Learning Macro Actions for Artificial Intelligence Planning
J. Christopher Beck
The acquisition and use of macro actions has been shown to be effective in
improving the speed of AI planners. Current macro acquisition works
focus on finding one set of macro operators that, when added to the planning domain,
can improve the average performance of the planner on that domain.
In this project, we build a planner-independent, instance-specific domain remodeling
approach that uses macro operators and depends on machine learning.
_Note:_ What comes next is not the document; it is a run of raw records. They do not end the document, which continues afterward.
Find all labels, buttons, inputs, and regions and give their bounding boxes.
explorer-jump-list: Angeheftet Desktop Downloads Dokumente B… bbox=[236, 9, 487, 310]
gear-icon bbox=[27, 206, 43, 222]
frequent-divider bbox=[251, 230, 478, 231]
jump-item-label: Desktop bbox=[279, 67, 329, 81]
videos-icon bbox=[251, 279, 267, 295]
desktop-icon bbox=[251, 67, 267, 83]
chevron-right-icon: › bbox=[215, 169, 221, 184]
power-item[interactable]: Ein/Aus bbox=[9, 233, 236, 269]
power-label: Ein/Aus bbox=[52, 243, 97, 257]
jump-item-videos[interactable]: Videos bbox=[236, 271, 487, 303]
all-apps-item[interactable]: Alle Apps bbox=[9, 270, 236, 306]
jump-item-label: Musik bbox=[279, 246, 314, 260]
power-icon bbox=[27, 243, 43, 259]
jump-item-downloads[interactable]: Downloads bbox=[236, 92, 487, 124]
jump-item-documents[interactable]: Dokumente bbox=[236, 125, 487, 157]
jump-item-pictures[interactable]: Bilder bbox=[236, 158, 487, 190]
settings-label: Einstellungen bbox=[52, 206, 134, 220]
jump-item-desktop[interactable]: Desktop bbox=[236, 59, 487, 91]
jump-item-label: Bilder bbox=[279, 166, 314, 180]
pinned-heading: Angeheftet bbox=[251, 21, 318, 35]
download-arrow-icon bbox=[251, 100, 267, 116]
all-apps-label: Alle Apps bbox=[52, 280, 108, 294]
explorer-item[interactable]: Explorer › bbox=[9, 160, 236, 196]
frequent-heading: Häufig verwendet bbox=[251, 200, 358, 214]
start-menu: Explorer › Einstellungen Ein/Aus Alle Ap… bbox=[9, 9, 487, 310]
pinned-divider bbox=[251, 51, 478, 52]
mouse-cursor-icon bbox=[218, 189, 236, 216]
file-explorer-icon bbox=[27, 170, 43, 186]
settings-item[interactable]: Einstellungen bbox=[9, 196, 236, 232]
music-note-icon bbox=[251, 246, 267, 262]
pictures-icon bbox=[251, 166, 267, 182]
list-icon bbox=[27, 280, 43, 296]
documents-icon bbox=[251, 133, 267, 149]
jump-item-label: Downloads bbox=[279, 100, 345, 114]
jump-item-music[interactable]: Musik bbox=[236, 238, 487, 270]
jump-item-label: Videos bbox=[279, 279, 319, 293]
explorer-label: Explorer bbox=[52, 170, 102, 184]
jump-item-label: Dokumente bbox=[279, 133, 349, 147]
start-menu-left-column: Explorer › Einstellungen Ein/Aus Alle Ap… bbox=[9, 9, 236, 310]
We choose the best remodeling of the domain by building a predictor that
is based on previously solved problem instance using macros. Training the predictor
is achieved off-line, based on the observed correlation between the problem
instance features and the planner performance on macro-augmented domains. The
prediction of the best choice for remodeling the domain is achieved on-line
based on the problem instance features.
June 1, 2008
This work was partly supported by a Scholarship from King Saud University, Riyadh, Saudi Arabia.
It was also supported by a Fellowship from the University of Toronto.
- M. Alhossaini and J.C. Beck. Learning Instance-Specific Macros. In ICAPS 2009 Workshop on Planning and Learning, 2009.
- M. Alhossaini. Learning to Choose Instance-Specific Macro Operators. In ICAPS 2010 Doctoral Consortium, 2010.